Although many Hong Kongers have prospered in recent years, it is these ongoing injustices and the widening rich-poor gap that motivated many to hit the streets in solidarity with the global ‘Occupy’ movement. Making headlines around the world, and dominating local news reports, gatherings have been attended by individuals, unions, political parties and activist groups. Protesters – many of them expatriates – have since moved their tents, placards and resource centers to the HSBC headquarters. Known to most as simply ‘The Bank’, HSBC has arguably profited from the international financial turmoil.
In 2009 G20 nations met to name and shame tax havens that did not comply with international standards of transparency.
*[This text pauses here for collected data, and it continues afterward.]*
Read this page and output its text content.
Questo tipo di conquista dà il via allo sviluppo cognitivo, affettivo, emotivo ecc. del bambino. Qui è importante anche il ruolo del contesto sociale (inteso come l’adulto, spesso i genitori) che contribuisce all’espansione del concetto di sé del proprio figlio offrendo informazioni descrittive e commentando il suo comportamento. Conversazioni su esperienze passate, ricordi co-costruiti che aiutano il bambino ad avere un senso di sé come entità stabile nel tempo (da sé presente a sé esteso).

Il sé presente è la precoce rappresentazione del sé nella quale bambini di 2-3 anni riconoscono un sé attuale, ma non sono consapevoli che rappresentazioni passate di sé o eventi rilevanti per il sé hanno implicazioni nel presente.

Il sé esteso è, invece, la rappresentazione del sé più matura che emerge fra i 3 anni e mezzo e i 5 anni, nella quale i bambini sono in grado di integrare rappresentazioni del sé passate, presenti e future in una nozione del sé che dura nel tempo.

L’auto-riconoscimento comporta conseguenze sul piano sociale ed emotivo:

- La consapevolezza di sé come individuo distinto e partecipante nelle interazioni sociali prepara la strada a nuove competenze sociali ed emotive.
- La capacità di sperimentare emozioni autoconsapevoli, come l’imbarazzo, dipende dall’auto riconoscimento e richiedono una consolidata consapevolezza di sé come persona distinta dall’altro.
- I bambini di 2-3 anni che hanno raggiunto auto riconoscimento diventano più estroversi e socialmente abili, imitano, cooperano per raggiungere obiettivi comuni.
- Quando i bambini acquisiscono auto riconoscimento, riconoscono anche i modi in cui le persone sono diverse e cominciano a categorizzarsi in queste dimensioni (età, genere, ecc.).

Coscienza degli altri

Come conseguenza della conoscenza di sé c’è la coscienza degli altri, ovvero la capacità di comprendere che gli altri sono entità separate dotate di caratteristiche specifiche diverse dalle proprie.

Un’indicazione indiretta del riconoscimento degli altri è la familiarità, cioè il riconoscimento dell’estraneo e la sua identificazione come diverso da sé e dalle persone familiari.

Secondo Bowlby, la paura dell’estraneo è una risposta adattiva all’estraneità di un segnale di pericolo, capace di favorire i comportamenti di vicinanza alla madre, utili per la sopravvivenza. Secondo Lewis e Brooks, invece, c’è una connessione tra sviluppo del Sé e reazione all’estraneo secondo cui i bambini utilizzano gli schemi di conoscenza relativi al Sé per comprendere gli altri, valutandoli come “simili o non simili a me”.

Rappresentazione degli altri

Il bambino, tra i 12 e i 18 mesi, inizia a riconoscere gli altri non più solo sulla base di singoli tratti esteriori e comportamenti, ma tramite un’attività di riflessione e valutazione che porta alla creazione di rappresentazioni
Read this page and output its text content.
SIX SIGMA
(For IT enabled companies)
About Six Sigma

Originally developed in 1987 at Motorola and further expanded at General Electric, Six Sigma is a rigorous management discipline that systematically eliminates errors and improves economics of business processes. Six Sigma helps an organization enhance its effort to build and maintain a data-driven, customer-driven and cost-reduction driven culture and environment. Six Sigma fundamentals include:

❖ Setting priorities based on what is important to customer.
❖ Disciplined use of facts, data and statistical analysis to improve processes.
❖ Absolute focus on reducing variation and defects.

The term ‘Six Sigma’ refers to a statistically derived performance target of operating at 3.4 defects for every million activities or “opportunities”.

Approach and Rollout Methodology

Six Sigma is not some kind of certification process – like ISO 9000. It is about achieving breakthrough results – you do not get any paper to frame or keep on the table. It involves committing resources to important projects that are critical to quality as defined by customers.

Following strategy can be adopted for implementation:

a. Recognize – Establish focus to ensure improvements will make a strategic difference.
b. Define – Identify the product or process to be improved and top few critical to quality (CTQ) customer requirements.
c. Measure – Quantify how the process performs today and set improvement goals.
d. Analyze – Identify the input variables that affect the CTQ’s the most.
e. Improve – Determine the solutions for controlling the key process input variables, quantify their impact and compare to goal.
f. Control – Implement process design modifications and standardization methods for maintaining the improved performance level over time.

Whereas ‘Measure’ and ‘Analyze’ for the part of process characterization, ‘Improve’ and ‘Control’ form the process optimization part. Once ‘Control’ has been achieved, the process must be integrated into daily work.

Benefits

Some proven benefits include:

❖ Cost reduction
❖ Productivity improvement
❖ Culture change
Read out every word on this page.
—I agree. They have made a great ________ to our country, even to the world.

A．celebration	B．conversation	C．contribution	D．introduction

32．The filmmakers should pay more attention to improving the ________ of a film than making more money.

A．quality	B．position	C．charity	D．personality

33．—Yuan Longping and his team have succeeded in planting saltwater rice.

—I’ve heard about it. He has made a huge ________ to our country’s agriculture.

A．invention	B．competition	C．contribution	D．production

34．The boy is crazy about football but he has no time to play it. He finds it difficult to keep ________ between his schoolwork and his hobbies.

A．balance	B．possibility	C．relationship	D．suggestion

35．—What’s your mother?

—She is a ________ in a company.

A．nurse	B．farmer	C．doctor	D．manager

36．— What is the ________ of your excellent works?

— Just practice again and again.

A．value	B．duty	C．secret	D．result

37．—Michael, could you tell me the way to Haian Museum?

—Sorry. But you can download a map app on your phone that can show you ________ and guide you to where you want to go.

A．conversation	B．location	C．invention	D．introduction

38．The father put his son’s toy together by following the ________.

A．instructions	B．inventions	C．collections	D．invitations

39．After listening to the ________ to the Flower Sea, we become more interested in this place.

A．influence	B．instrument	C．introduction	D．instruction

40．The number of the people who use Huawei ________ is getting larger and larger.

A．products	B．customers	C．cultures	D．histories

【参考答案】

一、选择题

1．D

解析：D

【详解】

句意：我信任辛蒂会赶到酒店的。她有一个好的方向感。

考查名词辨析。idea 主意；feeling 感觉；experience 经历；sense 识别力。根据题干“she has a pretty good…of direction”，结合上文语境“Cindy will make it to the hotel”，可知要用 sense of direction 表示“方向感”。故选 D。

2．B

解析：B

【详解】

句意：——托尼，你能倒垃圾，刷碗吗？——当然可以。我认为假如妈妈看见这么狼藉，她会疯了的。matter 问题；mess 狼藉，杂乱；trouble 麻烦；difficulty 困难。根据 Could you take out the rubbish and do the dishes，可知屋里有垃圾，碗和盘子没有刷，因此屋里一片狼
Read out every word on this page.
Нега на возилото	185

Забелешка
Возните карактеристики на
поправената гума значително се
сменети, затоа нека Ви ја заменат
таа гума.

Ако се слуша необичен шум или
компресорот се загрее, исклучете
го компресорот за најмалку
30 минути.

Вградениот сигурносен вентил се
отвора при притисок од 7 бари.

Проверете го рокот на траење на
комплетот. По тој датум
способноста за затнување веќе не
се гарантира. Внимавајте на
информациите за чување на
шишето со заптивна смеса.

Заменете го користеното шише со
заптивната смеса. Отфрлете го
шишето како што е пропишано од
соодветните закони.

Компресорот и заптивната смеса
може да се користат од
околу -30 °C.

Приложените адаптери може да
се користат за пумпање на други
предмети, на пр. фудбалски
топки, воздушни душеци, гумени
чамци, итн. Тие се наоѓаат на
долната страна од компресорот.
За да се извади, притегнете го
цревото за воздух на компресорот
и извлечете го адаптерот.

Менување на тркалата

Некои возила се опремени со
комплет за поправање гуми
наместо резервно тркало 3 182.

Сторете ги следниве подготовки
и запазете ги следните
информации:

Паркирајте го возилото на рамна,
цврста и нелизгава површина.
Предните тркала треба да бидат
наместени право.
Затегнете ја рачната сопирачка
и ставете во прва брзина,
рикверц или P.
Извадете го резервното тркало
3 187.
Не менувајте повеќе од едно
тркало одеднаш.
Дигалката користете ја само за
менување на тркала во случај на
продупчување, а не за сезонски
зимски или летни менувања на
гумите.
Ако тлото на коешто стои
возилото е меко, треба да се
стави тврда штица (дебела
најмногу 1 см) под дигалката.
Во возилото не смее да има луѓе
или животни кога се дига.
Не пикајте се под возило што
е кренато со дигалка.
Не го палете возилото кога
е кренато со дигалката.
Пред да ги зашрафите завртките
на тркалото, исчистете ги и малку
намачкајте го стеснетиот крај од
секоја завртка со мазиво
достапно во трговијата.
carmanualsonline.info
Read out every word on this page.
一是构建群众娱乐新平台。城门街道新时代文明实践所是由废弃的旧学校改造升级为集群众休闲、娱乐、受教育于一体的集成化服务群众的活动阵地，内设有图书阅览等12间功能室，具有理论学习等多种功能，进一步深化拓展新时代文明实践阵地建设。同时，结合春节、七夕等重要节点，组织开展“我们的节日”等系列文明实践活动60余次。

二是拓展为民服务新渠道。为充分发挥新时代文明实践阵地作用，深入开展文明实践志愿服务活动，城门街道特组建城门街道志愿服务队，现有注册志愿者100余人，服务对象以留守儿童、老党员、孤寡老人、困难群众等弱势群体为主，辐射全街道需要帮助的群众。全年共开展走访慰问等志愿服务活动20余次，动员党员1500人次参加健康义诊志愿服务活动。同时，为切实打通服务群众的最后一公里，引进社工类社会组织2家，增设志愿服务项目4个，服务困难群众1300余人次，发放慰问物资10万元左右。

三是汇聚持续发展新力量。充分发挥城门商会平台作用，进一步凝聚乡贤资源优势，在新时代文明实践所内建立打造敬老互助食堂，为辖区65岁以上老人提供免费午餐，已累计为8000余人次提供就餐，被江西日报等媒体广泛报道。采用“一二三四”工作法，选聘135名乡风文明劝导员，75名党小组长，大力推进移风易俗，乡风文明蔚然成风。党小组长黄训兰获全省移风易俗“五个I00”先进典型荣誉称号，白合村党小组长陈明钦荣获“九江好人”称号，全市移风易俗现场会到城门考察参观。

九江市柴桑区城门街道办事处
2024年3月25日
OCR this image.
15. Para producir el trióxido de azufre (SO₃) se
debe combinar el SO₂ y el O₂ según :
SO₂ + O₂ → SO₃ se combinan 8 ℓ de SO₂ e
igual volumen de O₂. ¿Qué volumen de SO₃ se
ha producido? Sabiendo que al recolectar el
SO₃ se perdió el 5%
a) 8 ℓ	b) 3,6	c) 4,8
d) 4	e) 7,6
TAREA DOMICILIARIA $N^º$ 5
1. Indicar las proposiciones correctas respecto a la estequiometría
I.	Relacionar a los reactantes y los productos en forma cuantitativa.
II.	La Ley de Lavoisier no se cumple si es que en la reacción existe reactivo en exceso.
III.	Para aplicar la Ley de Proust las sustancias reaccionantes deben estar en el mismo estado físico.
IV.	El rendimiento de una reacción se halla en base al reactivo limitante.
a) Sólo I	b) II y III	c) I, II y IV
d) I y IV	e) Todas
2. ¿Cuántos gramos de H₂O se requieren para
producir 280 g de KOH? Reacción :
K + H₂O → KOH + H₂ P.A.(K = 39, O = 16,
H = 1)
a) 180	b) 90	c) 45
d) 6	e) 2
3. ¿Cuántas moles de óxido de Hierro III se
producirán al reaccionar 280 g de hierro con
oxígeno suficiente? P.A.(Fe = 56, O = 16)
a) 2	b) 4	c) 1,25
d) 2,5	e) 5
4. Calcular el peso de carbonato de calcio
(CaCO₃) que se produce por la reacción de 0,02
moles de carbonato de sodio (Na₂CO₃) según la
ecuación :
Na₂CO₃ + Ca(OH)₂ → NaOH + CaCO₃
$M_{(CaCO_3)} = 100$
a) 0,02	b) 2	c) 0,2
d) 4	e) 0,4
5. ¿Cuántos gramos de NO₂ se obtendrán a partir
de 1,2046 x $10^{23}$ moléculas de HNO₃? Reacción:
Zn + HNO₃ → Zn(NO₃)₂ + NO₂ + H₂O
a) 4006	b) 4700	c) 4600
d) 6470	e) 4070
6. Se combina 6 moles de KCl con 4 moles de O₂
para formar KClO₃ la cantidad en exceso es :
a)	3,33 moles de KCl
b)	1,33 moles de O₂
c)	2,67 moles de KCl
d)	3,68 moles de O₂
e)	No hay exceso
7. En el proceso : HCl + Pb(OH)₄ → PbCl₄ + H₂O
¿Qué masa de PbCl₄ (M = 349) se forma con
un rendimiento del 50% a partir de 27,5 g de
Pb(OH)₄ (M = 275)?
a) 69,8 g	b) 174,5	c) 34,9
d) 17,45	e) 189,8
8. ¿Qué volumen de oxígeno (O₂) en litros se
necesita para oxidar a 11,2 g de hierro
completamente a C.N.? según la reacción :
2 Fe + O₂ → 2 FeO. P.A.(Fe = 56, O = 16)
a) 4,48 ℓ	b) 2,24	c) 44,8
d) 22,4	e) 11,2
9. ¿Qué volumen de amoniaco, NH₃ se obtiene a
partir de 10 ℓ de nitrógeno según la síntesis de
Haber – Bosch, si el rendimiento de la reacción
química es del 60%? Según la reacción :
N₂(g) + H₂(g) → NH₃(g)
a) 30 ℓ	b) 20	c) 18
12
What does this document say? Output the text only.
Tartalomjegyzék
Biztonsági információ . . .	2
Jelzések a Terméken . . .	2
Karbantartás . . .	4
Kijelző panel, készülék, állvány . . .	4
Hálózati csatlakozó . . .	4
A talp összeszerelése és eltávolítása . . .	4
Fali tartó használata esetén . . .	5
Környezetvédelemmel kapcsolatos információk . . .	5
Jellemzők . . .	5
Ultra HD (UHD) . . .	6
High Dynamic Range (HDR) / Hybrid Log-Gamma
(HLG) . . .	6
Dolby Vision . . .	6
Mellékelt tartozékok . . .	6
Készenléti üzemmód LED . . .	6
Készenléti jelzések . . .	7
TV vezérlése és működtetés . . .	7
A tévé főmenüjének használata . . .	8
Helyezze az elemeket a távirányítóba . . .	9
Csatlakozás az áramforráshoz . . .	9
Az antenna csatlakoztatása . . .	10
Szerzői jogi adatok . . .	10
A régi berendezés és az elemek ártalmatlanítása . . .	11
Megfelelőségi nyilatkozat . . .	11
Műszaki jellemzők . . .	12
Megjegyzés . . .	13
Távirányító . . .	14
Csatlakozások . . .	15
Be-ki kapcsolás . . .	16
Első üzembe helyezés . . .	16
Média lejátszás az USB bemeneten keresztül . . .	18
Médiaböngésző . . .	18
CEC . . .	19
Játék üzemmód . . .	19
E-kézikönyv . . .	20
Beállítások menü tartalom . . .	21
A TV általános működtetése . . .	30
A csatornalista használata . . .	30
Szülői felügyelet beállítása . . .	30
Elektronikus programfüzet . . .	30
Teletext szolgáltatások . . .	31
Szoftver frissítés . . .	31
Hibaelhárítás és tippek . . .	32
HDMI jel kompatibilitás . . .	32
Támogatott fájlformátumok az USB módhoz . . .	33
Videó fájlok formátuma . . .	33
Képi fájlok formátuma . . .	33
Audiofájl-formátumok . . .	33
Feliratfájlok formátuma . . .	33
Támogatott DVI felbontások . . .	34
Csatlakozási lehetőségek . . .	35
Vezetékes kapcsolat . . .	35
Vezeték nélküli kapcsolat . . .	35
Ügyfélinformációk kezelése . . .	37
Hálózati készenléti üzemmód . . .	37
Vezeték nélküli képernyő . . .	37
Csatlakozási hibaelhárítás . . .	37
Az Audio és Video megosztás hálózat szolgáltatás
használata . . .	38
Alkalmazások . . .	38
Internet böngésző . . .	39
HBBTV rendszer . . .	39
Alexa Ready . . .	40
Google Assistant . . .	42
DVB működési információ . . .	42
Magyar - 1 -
The sanctions and action plan were flimsy at best, yet Chinese premier Hu Jintao managed to persuade his French counterpart, Nicolas Sarkozy, to exempt China’s autonomous Special Administrative Regions (SARs) from the blacklist. Since then, companies have flocked to the Asian banking hub in order to escape tax obligations at home.
The Tax Justice Network, a British NGO which opposes tax loopholes and campaigns for a level playing field, ranked the territory towards the top of its secrecy scale with a score of 73 out of a potential 100. In its ‘Mapping Financial Secrecy’ investigation, it reported that the SAR must do more to “deter illicit financial flows… originating from tax evasion, aggressive tax avoidance practices, corrupt practices and criminal activities”.
Hong Kong remains a microcosm for the problems highlighted by the wider ‘Occupy’ movement. Against a backdrop of an ever-widening poverty gap, there has been little by way of reform or new regulation against the sector responsible for the meltdown. The city is almost solely reliant on the financial industry, and – although it has fared better than most since the 2008 crash – the rich have continued to grow wealthier and the poor have become further impoverished. If it is true, as analysts predict, that the world now stands on another precipice overlooking a second deep recession, the movement will undoubtedly be galvanised both here and abroad. At least for the poor of Hong Kong, the hope which this new wave of resistance offers could not be more well-timed.